I've been doing a little reading about collective consciousness in books and on the web , and I came across an interesting comment at the philosophyforums.com website in a forum about the matter by a user named swstephe:
"Socrates said that it was impossible for one person to love another person because it was impossible to truly know the other person and the actual subject would be inferior to the ideal. All that was really being loved was a projection of some idealized person onto the subject. I was interested in the psychological aspect. What is this ideal person we are projecting? Well given a rough generalization of goals and ideas, I decided that what a person really loves is not a particular person, but how that person would ideally relate to the observer. In other words, the only person anyone is capable of loving is themselves and what relates to themselves beneficially. They may post-justify their feelings in unselfish unbiased terms, however, but in the end everyone is a narcissist and love is purely a subjective illusion.

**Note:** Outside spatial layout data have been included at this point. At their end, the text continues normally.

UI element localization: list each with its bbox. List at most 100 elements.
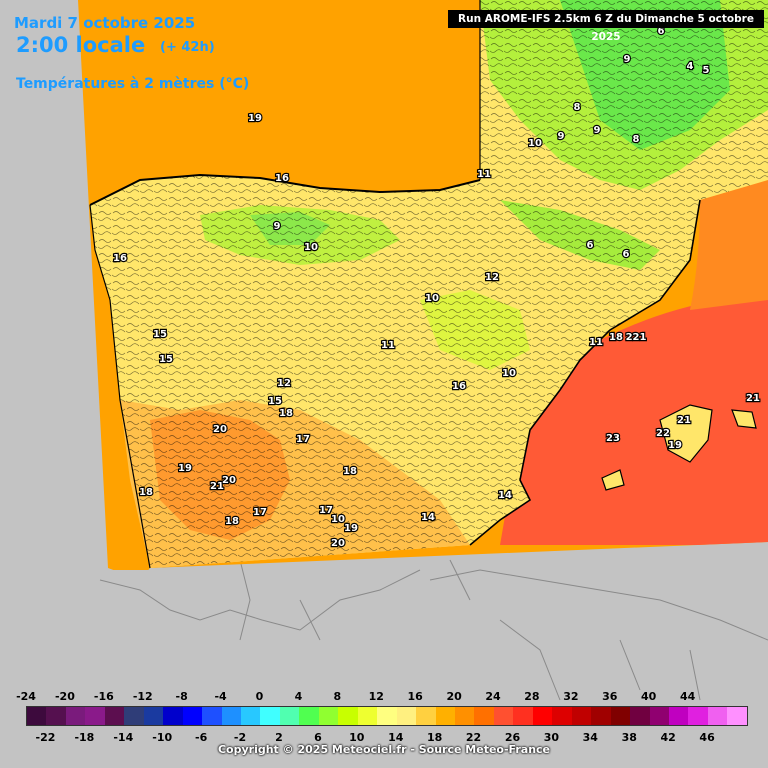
legend-tick-label: 44 (679, 690, 696, 703)
isotherm-label: 23 (606, 433, 620, 444)
isotherm-label: 15 (268, 396, 282, 407)
isotherm-label: 8 (633, 134, 640, 145)
color-swatch (260, 707, 280, 725)
mediterranean-sea (500, 290, 768, 545)
legend-tick-label: -8 (175, 690, 188, 703)
isotherm-label: 9 (624, 54, 631, 65)
legend-tick-label: -10 (152, 731, 173, 744)
legend-tick-label: 6 (314, 731, 322, 744)
color-swatch (279, 707, 300, 725)
color-swatch (163, 707, 183, 725)
isotherm-label: 20 (222, 475, 236, 486)
color-swatch (474, 707, 494, 725)
legend-tick-label: -20 (54, 690, 75, 703)
isotherm-label: 18 (343, 466, 357, 477)
isotherm-label: 5 (703, 65, 710, 76)
isotherm-label: 18 (609, 332, 623, 343)
isotherm-label: 9 (558, 131, 565, 142)
legend-tick-label: 10 (349, 731, 365, 744)
color-swatch (688, 707, 708, 725)
legend-tick-label: 12 (368, 690, 384, 703)
legend-tick-label: 20 (446, 690, 462, 703)
run-info: Run AROME-IFS 2.5km 6 Z du Dimanche 5 oc… (448, 10, 764, 43)
isotherm-label: 19 (668, 440, 682, 451)
isotherm-label: 15 (153, 329, 167, 340)
color-swatch (454, 707, 475, 725)
isotherm-label: 11 (477, 169, 491, 180)
isotherm-label: 16 (275, 173, 289, 184)
color-swatch (610, 707, 631, 725)
color-swatch (727, 707, 747, 725)
color-swatch (221, 707, 241, 725)
legend-tick-label: 40 (641, 690, 657, 703)
color-swatch (532, 707, 553, 725)
isotherm-label: 12 (485, 272, 499, 283)
color-swatch (318, 707, 339, 725)
legend-tick-label: 2 (275, 731, 283, 744)
legend-tick-label: -14 (113, 731, 134, 744)
legend-tick-label: -16 (93, 690, 114, 703)
legend-tick-label: 26 (504, 731, 521, 744)
color-swatch (299, 707, 319, 725)
isotherm-label: 19 (248, 113, 262, 124)
color-swatch (707, 707, 728, 725)
country-borders (99, 559, 768, 701)
legend-tick-label: -22 (35, 731, 56, 744)
isotherm-label: 20 (331, 538, 345, 549)
legend-tick-label: 0 (255, 690, 264, 703)
isotherm-label: 14 (421, 512, 435, 523)
isotherm-label: 10 (502, 368, 516, 379)
color-swatch (435, 707, 455, 725)
legend-tick-label: -4 (214, 690, 227, 703)
color-swatch (396, 707, 417, 725)
color-swatch (27, 707, 47, 725)
legend-tick-label: 8 (333, 690, 342, 703)
isotherm-label: 21 (746, 393, 760, 404)
isotherm-label: 17 (296, 434, 310, 445)
copyright: Copyright © 2025 Meteociel.fr - Source M… (217, 743, 551, 756)
isotherm-label: 17 (253, 507, 267, 518)
isotherm-label: 4 (687, 61, 694, 72)
legend-tick-label: 36 (602, 690, 618, 703)
legend-tick-label: 28 (524, 690, 540, 703)
isotherm-label: 15 (159, 354, 173, 365)
legend-tick-label: 42 (660, 731, 676, 744)
legend-tick-label: 38 (621, 731, 637, 744)
isotherm-label: 6 (623, 249, 630, 260)
legend-tick-label: -6 (195, 731, 208, 744)
isotherm-label: 19 (178, 463, 192, 474)
isotherm-label: 21 (210, 481, 224, 492)
color-swatch (630, 707, 650, 725)
legend-tick-label: 34 (582, 731, 598, 744)
isotherm-label: 20 (213, 424, 227, 435)
color-swatch (649, 707, 669, 725)
legend-tick-label: 18 (426, 731, 443, 744)
legend-tick-label: 14 (388, 731, 404, 744)
color-swatch (591, 707, 611, 725)
color-swatch (85, 707, 105, 725)
isotherm-label: 8 (574, 102, 581, 113)
color-swatch (668, 707, 689, 725)
legend-tick-label: 22 (465, 731, 482, 744)
parameter-title: Températures à 2 mètres (°C) (16, 76, 250, 92)
isotherm-label: 9 (594, 125, 601, 136)
legend-tick-label: 24 (485, 690, 501, 703)
isotherm-label: 12 (277, 378, 291, 389)
legend-tick-label: 16 (407, 690, 423, 703)
isotherm-label: 6 (587, 240, 594, 251)
lead-time: (+ 42h) (160, 40, 215, 55)
color-swatch (571, 707, 592, 725)
color-swatch (202, 707, 222, 725)
isotherm-label: 10 (528, 138, 542, 149)
color-swatch (104, 707, 125, 725)
isotherm-label: 18 (279, 408, 293, 419)
legend-tick-label: -12 (132, 690, 153, 703)
legend-tick-label: -2 (233, 731, 247, 744)
color-swatch (357, 707, 378, 725)
legend-tick-label: 32 (563, 690, 579, 703)
legend-tick-label: -18 (74, 731, 95, 744)
color-swatch (182, 707, 203, 725)
isotherm-label: 9 (274, 221, 281, 232)
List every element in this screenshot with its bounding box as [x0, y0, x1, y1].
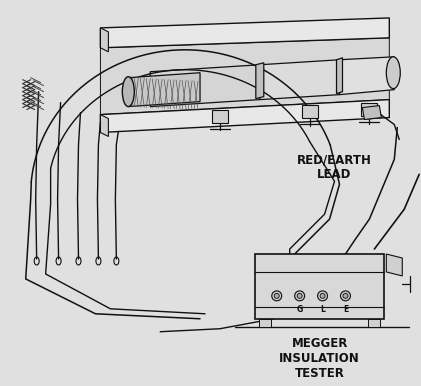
- Ellipse shape: [272, 291, 282, 301]
- Ellipse shape: [317, 291, 328, 301]
- Polygon shape: [101, 18, 389, 48]
- Ellipse shape: [274, 293, 279, 298]
- Polygon shape: [101, 100, 389, 132]
- Polygon shape: [128, 73, 200, 107]
- Polygon shape: [361, 103, 377, 115]
- Ellipse shape: [295, 291, 305, 301]
- Ellipse shape: [343, 293, 348, 298]
- Polygon shape: [386, 254, 402, 276]
- Ellipse shape: [386, 57, 400, 89]
- Ellipse shape: [297, 293, 302, 298]
- Ellipse shape: [320, 293, 325, 298]
- Polygon shape: [212, 110, 228, 122]
- Text: L: L: [320, 305, 325, 314]
- Polygon shape: [101, 28, 108, 52]
- Polygon shape: [255, 254, 384, 319]
- Ellipse shape: [341, 291, 350, 301]
- Polygon shape: [150, 65, 260, 107]
- Polygon shape: [302, 105, 317, 118]
- Polygon shape: [339, 57, 394, 95]
- Text: E: E: [343, 305, 348, 314]
- Text: RED/EARTH
LEAD: RED/EARTH LEAD: [297, 153, 372, 181]
- Polygon shape: [362, 106, 381, 120]
- Text: G: G: [296, 305, 303, 314]
- Polygon shape: [256, 63, 264, 98]
- Polygon shape: [259, 319, 271, 327]
- Ellipse shape: [123, 77, 134, 107]
- Polygon shape: [101, 115, 108, 137]
- Polygon shape: [368, 319, 380, 327]
- Polygon shape: [336, 58, 343, 94]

I see the ability to project ones own wishes and desires on others as being a deep psychological instinct. We use it as a way of dealing with other people, feeling empathy or sympathy in order to gauge another person's intentions. It is so automatic that we often feel empathy for objects that only vaguely analogous and non-living. The subject can't feel the feelings we are implying, we are actually projecting ourselves into their situation and trying to predict how we might feel."
and he continues .... "The concept of "god" may be just another form of projection of a certain aspect of a person psychologically. That the subject is a psychological projection of the potential for the ideal lover, who is an idealized form of the observer expanded in scope to the limits of imagination. As with any illusion, we have an instinctive need for external verification in order to be consistent. A schizophrenic patient will often seek people in authority to validate their illusions, becoming aggressive if their illusion is denied, and overjoyed if their illusion is confirmed. A religion is a way to find mutual external validation of the illusion. Some adherents may trade in the benefit of having external validation for having a specific relationship between the adherent and the deity toward a communal relationship between a group of adherents and a single validated deity."